Préposée aux bénéficiaires
Dans cette affaire (Boudreault), la grippe influenza de type A diagnostiquée chez la travailleuse a été déclarée reliée aux risques particuliers de son travail. Le Tribunal a souligné :
[47] Il nous semble évident que les établissements de santé (hôpitaux, cliniques, dispensaires) sont des lieux qui, par définition, reçoivent une clientèle présentant différentes maladies ou lésions pour les fins de traitement. En d’autres mots, indépendamment de tous les moyens pris par ces institutions pour réduire au maximum les risques de transmission de bactéries ou virus, il n’en demeure que ces risques sont plus importants dans ces établissements de santé que dans la rue.
[48] Après une revue complète des différents facteurs, le tribunal conclut qu’il se dégage une probabilité dans le cas qui lui est actuellement soumis à l’effet que la travailleuse fut infectée par le virus de la grippe influenza de type A, sur les lieux de son travail et qu’en conséquence elle est victime d’une lésion professionnelle.
Accident du travail
Un travailleur qui prétend avoir subi un accident du travail doit démontrer qu’un événement imprévu et soudain attribuable à toute cause est survenu par le fait ou à l’occasion de son travail et qu’il entraîne pour lui une lésion professionnelle.
Le Tribunal a déjà reconnu que l’exposition à un virus constituait un événement imprévu et soudain. Est-ce qu’une exposition au coronavirus sera considérée comme un événement imprévu et soudain au sens strict du terme?
Aide de soutien à la désinfection dans une CPE
Dans cette décision (CPE La Trâlée inc.), le Tribunal a retenu que les faits étaient suffisamment graves, précis et concordants pour permettre de conclure que la travailleuse avait été en contact dans son milieu de travail avec le virus de la gastroentérite qui faisait rage chez les enfants de la garderie. Il a conclu que le fait que la travailleuse ait été en contact avec le virus et ait contracté une gastroentérite constituait un événement imprévu et soudain.
Ambulancier
Dans cette affaire (Guay), le Tribunal a conclu que le fait pour un ambulancier de transporter une patiente atteinte d'un zona et d'être mis en contact avec le liquide contagieux était assimilable à un événement imprévu et soudain.
Circonstances nouvelles, particulières, inhabituelles ou anormales
Par ailleurs, la jurisprudence a élargi la notion «d’événement imprévu et soudain» pour y inclure notamment les circonstances nouvelles, particulières, inhabituelles, anormales ou très différentes relatives à l’assignation ou aux conditions de travail usuelles.
C’est peut-être sous cet angle que les travailleurs pourront se voir faire reconnaître un accident du travail.

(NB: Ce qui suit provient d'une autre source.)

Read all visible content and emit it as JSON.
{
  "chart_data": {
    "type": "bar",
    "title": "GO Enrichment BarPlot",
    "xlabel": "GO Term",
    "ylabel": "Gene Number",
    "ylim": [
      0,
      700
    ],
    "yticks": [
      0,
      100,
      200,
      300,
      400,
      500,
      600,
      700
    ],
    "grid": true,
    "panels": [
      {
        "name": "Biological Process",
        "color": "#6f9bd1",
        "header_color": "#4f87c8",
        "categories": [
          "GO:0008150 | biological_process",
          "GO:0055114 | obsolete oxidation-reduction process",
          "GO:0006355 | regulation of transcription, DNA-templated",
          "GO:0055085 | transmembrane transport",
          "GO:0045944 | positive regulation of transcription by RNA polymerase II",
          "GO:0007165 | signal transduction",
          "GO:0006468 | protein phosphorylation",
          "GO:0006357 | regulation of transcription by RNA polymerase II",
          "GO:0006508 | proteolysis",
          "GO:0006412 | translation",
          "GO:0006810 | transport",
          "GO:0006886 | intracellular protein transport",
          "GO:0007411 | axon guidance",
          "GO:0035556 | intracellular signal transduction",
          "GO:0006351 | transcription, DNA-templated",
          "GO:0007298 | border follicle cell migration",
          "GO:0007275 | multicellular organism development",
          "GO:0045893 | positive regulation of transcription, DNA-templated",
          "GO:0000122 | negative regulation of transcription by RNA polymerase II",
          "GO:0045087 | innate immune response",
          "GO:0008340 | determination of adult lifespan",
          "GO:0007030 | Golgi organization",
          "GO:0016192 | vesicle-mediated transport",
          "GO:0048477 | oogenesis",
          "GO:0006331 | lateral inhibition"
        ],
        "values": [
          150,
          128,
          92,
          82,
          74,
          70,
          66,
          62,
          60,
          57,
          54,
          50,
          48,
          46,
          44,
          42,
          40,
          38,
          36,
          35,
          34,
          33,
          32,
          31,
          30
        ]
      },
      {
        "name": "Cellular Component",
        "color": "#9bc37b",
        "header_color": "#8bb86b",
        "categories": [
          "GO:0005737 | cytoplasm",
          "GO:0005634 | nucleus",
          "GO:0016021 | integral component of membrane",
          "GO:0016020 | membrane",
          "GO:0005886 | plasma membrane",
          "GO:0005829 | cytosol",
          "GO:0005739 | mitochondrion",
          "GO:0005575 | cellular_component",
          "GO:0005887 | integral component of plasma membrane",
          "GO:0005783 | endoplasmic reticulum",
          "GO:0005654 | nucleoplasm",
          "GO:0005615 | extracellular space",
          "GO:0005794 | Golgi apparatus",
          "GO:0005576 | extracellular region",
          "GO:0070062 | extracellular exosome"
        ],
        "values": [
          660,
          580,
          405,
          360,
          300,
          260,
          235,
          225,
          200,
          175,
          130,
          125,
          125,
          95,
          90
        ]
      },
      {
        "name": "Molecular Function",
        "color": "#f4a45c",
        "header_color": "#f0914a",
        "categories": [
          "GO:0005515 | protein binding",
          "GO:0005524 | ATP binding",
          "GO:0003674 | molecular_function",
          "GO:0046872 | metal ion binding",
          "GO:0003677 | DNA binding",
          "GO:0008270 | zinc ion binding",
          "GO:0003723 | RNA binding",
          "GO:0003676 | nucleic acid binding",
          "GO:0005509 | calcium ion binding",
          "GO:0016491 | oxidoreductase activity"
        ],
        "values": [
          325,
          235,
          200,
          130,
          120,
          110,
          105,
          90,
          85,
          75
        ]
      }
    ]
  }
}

En effet, au-delà de la COVID-19, il ne faut pas négliger toute autre pathologie, telle une lésion musculo-squelettique ou une lésion psychologique, qui pourrait se manifester, notamment à la suite de modifications des conditions de travail, d’une surcharge de travail ou d’une posture de travail non ergonomique (par exemple dans un contexte de télétravail).
Dans une décision du 18 mars dernier (Robert), le TAT a reconnu que la déchirure de la coiffe des rotateurs associée à une tendinose de la longue portion du biceps diagnostiquée chez une travailleuse qui était en formation pour le poste de préposée à l’entretien ménager dans un CHSLD, constituait une lésion professionnelle. Le Tribunal a retenu que le fait que la travailleuse ait effectué des tâches nouvelles et inhabituelles, lesquelles avaient été exécutées dans des circonstances particulières, soit l’éclosion d’un virus qui commandait des mesures particulières, constituait un événement imprévu et soudain au sens élargi.
Sur ce, courage à tous, et surtout, RESTEZ CHEZ-VOUS!